When World War I was declared, Kitchener correctly predicted that it would ‘plumb the depths of manpower to the last million’, it would last for years and the casualties would be catastrophic. Prime Minister Asquith made Kitchener Minister for War but the Earl’s decision-making was criticised as insufficiently knowledgeable about modern warfare.

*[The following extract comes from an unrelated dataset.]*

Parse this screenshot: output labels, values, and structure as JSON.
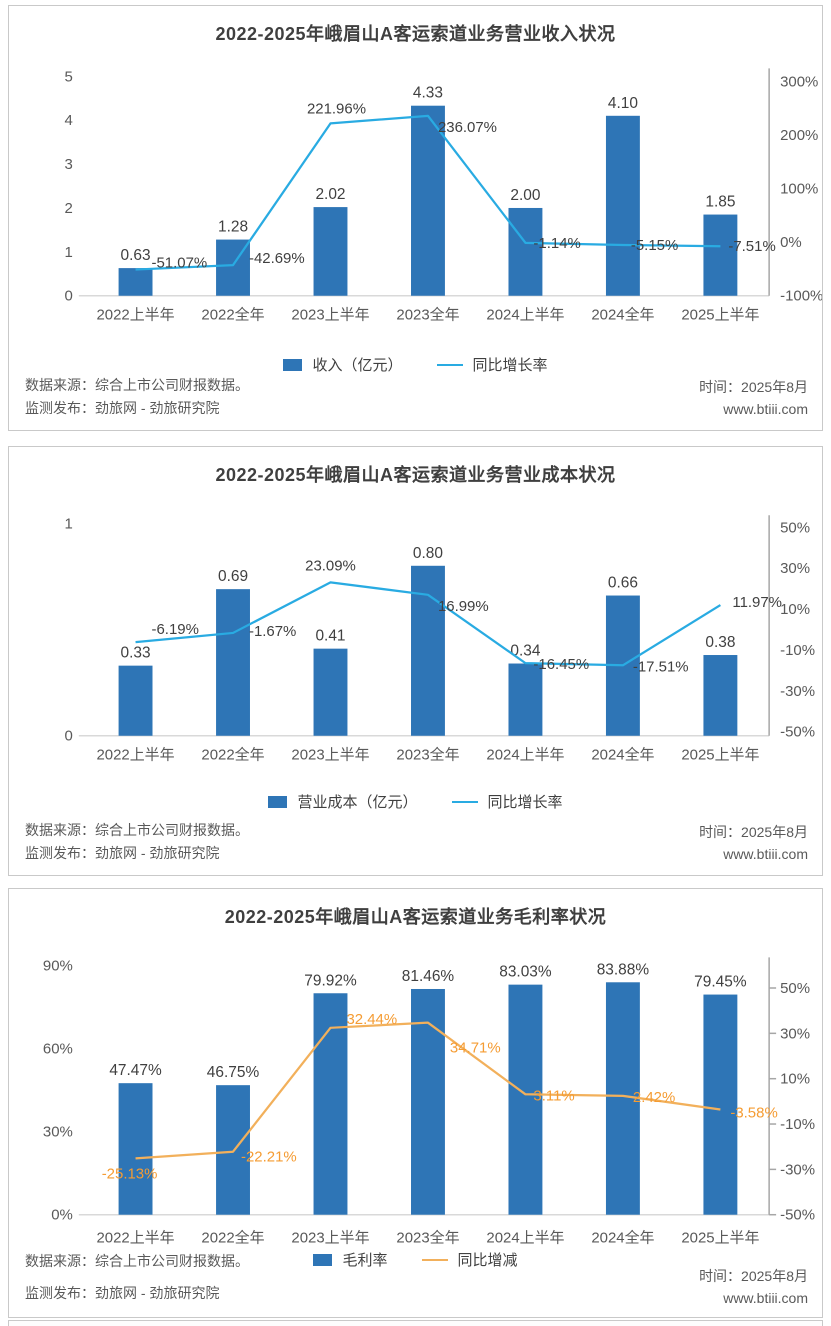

As the Daily Mail wrote in 1915 ‘Lord Kitchener had starved the army in France of high explosive shells … He persisted in sending shrapnel: a useless weapon in trench warfare’.
On Friday 5th of June 1916 Kitchener boarded HMS Hampshire to sail to Russia on a diplomatic mission. En route the ship struck a mine planted by a German U-Boat and it sank west of the Orkney Islands. His body was never recovered. The Manchester Guardian said brusquely ‘as for the old man, he could not have done better than to have gone down, as he was a great impediment lately’. King George V was more respectful saying ‘It is indeed a heavy blow to me and a great loss to the nation and the allies’. The All Souls chapel in the North Tower at St Paul’s Cathedral was dedicated to Kitchener’s memory in 1925 and in 1926 a bronze statue of the Earl was unveiled on the south side of Horse Guards Parade.